We. She closed her eyes a beat. That’s what she got from Levi. Unconditional support. Total acceptance. “Anywhere quiet.”

“Trust me?” he asked.

He’d asked her that very same thing not too long ago, and she’d said no. But at some point over the past few weeks, her answer had changed. “I do.”

He turned on the next road and suddenly they were going up a hill. And up.

And up.

Fifteen minutes later, they’d left all signs of Sunrise Cove behind and were on what was surely normally a dirt road but was currently covered with snow. Levi’s four-wheel drive easily handled the road, and though she could see nothing past the midnight-black night and the dark outline of trees, he clearly knew exactly where he was going.

Finally he took a hairpin curve and stopped the truck.

She took in the view and gasped.

Above, a half-moon hung in the sky, streaked with fingerlike clouds, all of it surrounded by shimmering, twinkling stars, more than she’d ever seen in her life. With no city lights to mask anything, they had a clear view for as far as the eye could see. Far below lay the dark outline of Lake Tahoe, which she’d never seen from this angle, hundreds of feet up. “It’s like we’re on top of the world,” she whispered.

“We are. We’re up on the Tahoe Rim Trail. At 9,500 feet.”

“Wow.” She stared out at the night, enthralled and awed. “I don’t even have words.”

“Same.”

She turned to find him with a forearm braced on the wheel, his other hand on her headrest, watching her. Thoughts hidden. She sensed a careful restraint, a rare hesitation.

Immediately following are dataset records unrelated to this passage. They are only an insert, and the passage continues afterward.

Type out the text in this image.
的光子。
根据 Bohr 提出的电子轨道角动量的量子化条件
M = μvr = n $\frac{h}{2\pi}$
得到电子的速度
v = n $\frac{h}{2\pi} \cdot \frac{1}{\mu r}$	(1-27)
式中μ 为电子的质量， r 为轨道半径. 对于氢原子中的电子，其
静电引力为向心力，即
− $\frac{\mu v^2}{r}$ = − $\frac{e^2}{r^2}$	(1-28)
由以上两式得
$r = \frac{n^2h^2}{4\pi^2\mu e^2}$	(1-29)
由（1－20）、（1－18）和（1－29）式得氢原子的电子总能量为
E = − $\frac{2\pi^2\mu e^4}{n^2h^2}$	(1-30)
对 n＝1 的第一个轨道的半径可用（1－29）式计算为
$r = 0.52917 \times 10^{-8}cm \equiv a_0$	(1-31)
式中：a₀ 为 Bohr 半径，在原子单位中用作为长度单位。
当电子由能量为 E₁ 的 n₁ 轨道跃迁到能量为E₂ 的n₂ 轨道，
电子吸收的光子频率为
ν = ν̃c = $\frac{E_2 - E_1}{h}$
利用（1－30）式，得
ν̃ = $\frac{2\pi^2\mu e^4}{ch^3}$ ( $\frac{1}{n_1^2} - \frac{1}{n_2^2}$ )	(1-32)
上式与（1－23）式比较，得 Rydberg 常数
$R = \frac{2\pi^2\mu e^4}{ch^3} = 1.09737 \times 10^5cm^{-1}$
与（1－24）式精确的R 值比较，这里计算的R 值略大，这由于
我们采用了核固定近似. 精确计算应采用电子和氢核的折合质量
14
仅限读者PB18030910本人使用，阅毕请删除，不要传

She felt neither of those things. Around him, she’d never been able to control her emotions. Now was no exception, but he’d never seemed to have that problem, always steady, calm, in full control.

What would it take to make him lose that control? And why did she want to see it so badly . . . right now?

As if he could read her mind, he let out a rough laugh, the sound scraping at all her good parts. He’d come through for her tonight, giving her what she’d asked for, no questions. No pressure. No sense of impatience.

She’d asked for somewhere quiet. In the moment, she’d meant for somewhere to just be and think. She hadn’t been ready to go home and call it a night, but her wants had changed. She wanted to climb over the console, straddle him, and have her merry way with him.

“I smell something burning,” he murmured.

She let out a quiet laugh because yeah, she was definitely thinking too hard. “It’s just that what I want seems . . . a little forward.”

His eyes darkened. “You have my full attention.”

With a nervous laugh, she pulled out her phone. “So . . . I found another questionnaire.”

He groaned. “Not where I thought you were going with this.” His hand, the one on the headrest of her seat, slipped to the nape of her neck, making thinking difficult. “Thought maybe we were past the quick tricks of the getting-to-know-you stage.”